The question arises, however, of what the cutoff rate is beyond which the quality of transmitted audio and video becomes unacceptable to human users. While Blakowski and Steinmetz (1996) did not explicitly consider the impact of low frame rates on lip synchronisation, Kouvelas, Hardman, and Watson (1996) showed that audio and video are not perceived as being synchronised for frame rates of less than 5fps. This corroborates the findings of Watson and Sasse (1996, 1997), where it is reported that the lack of lip synchronisation at especially low frame rates (2-3fps), although helpful to the user, has mainly a psychological benefit.

Moreover, the results presented by Kouvelas et al. (1996) also corroborate the finding (Jardetzky, Sreenan, & Needham, 1995) that the jitter associated with video frame presentation times (20ms) produces skew that is well within the limits of human perception.

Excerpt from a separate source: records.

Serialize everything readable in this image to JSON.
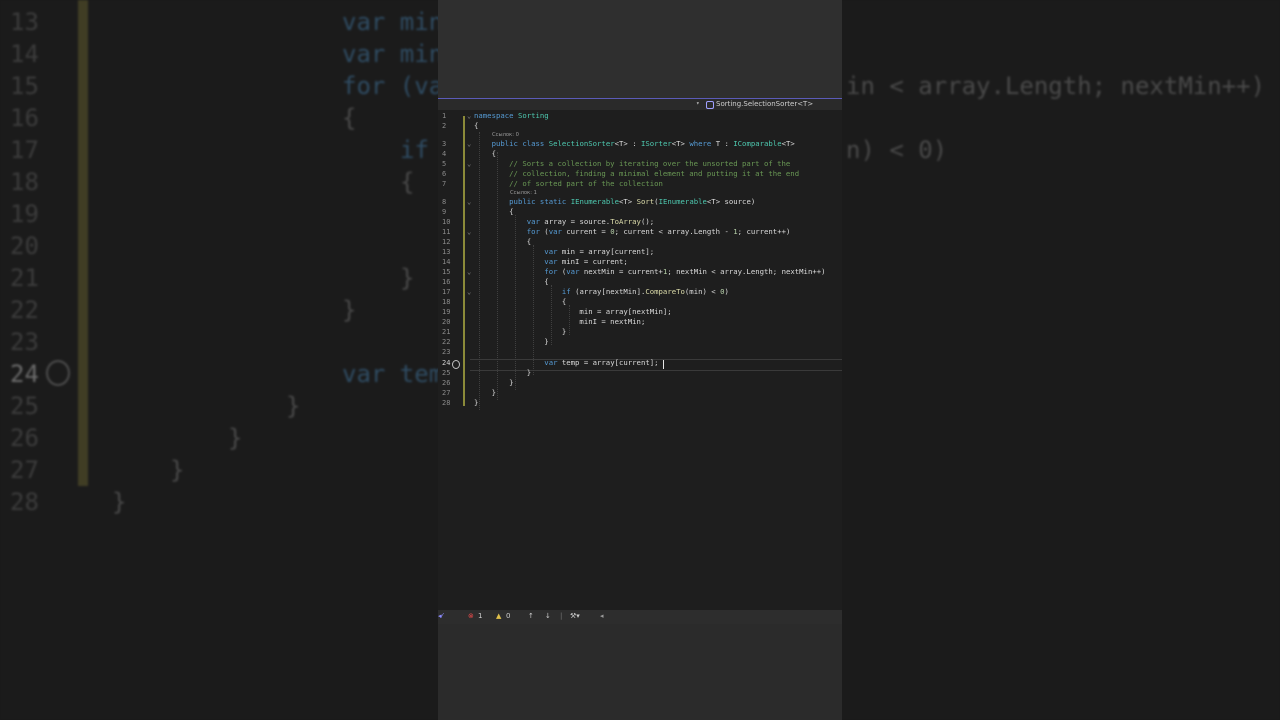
{
  "window": {
    "nav_breadcrumb": "Sorting.SelectionSorter<T>",
    "accent_color": "#5b5bb8"
  },
  "editor": {
    "lines": [
      {
        "num": "1",
        "text": "namespace Sorting"
      },
      {
        "num": "2",
        "text": "{"
      },
      {
        "num": "3",
        "text": "    public class SelectionSorter<T> : ISorter<T> where T : IComparable<T>"
      },
      {
        "num": "4",
        "text": "    {"
      },
      {
        "num": "5",
        "text": "        // Sorts a collection by iterating over the unsorted part of the"
      },
      {
        "num": "6",
        "text": "        // collection, finding a minimal element and putting it at the end"
      },
      {
        "num": "7",
        "text": "        // of sorted part of the collection"
      },
      {
        "num": "8",
        "text": "        public static IEnumerable<T> Sort(IEnumerable<T> source)"
      },
      {
        "num": "9",
        "text": "        {"
      },
      {
        "num": "10",
        "text": "            var array = source.ToArray();"
      },
      {
        "num": "11",
        "text": "            for (var current = 0; current < array.Length - 1; current++)"
      },
      {
        "num": "12",
        "text": "            {"
      },
      {
        "num": "13",
        "text": "                var min = array[current];"
      },
      {
        "num": "14",
        "text": "                var minI = current;"
      },
      {
        "num": "15",
        "text": "                for (var nextMin = current+1; nextMin < array.Length; nextMin++)"
      },
      {
        "num": "16",
        "text": "                {"
      },
      {
        "num": "17",
        "text": "                    if (array[nextMin].CompareTo(min) < 0)"
      },
      {
        "num": "18",
        "text": "                    {"
      },
      {
        "num": "19",
        "text": "                        min = array[nextMin];"
      },
      {
        "num": "20",
        "text": "                        minI = nextMin;"
      },
      {
        "num": "21",
        "text": "                    }"
      },
      {
        "num": "22",
        "text": "                }"
      },
      {
        "num": "23",
        "text": ""
      },
      {
        "num": "24",
        "text": "                var temp = array[current];"
      },
      {
        "num": "25",
        "text": "            }"
      },
      {
        "num": "26",
        "text": "        }"
      },
      {
        "num": "27",
        "text": "    }"
      },
      {
        "num": "28",
        "text": "}"
      }
    ],
    "refs": {
      "class_refs": "Ссылок: 0",
      "method_refs": "Ссылок: 1"
    },
    "current_line": "24"
  },
  "status_bar": {
    "errors": "1",
    "warnings": "0",
    "up_arrow": "↑",
    "down_arrow": "↓"
  },
  "background": {
    "lines": [
      {
        "num": "13",
        "text": "var min"
      },
      {
        "num": "14",
        "text": "var min"
      },
      {
        "num": "15",
        "text": "for (va"
      },
      {
        "num": "16",
        "text": "{"
      },
      {
        "num": "17",
        "text": "if"
      },
      {
        "num": "18",
        "text": "{"
      },
      {
        "num": "19",
        "text": ""
      },
      {
        "num": "20",
        "text": ""
      },
      {
        "num": "21",
        "text": "}"
      },
      {
        "num": "22",
        "text": "}"
      },
      {
        "num": "23",
        "text": ""
      },
      {
        "num": "24",
        "text": "var tem"
      },
      {
        "num": "25",
        "text": "}"
      },
      {
        "num": "26",
        "text": "}"
      },
      {
        "num": "27",
        "text": "}"
      },
      {
        "num": "28",
        "text": "}"
      }
    ],
    "right_line_15": "in < array.Length; nextMin++)",
    "right_line_17": "n) < 0)"
  }
}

The impact of low frame rates on speech intelligibility was also investigated by Anderson and Blockland (1997), who showed that when speakers can see each other on a low-frame-rate video screen, they articulate more clearly than the case where they cannot see each other and are communicating only over an audio link. This contrasts with the case when speakers can see each other face-to-face, when their speech is less clear.

So, while a frame rate of 5fps would seem to be a perceptual cutoff point beyond which quality is no longer acceptable, in practice this might actually be lower. The reason for this is that the perceptual impact of multimedia quality as experienced by users is task dependent, as identified in Kawalek (1995), where although the general trend of video losses being much more easily tolerated than audio ones irrespective of the task at hand is confirmed, the actual thresholds are heavily task dependent. In fact, a loss of 99% of video frames is still regarded as acceptable quality if the users engage in task solving, a situation not unlike ones encountered in m-commerce applications. Thus, multimedia presentations, even when subjected to extremely high losses and presented at very low frame rates, need not necessarily impact negatively on the user multimedia-enhanced m-commerce experience.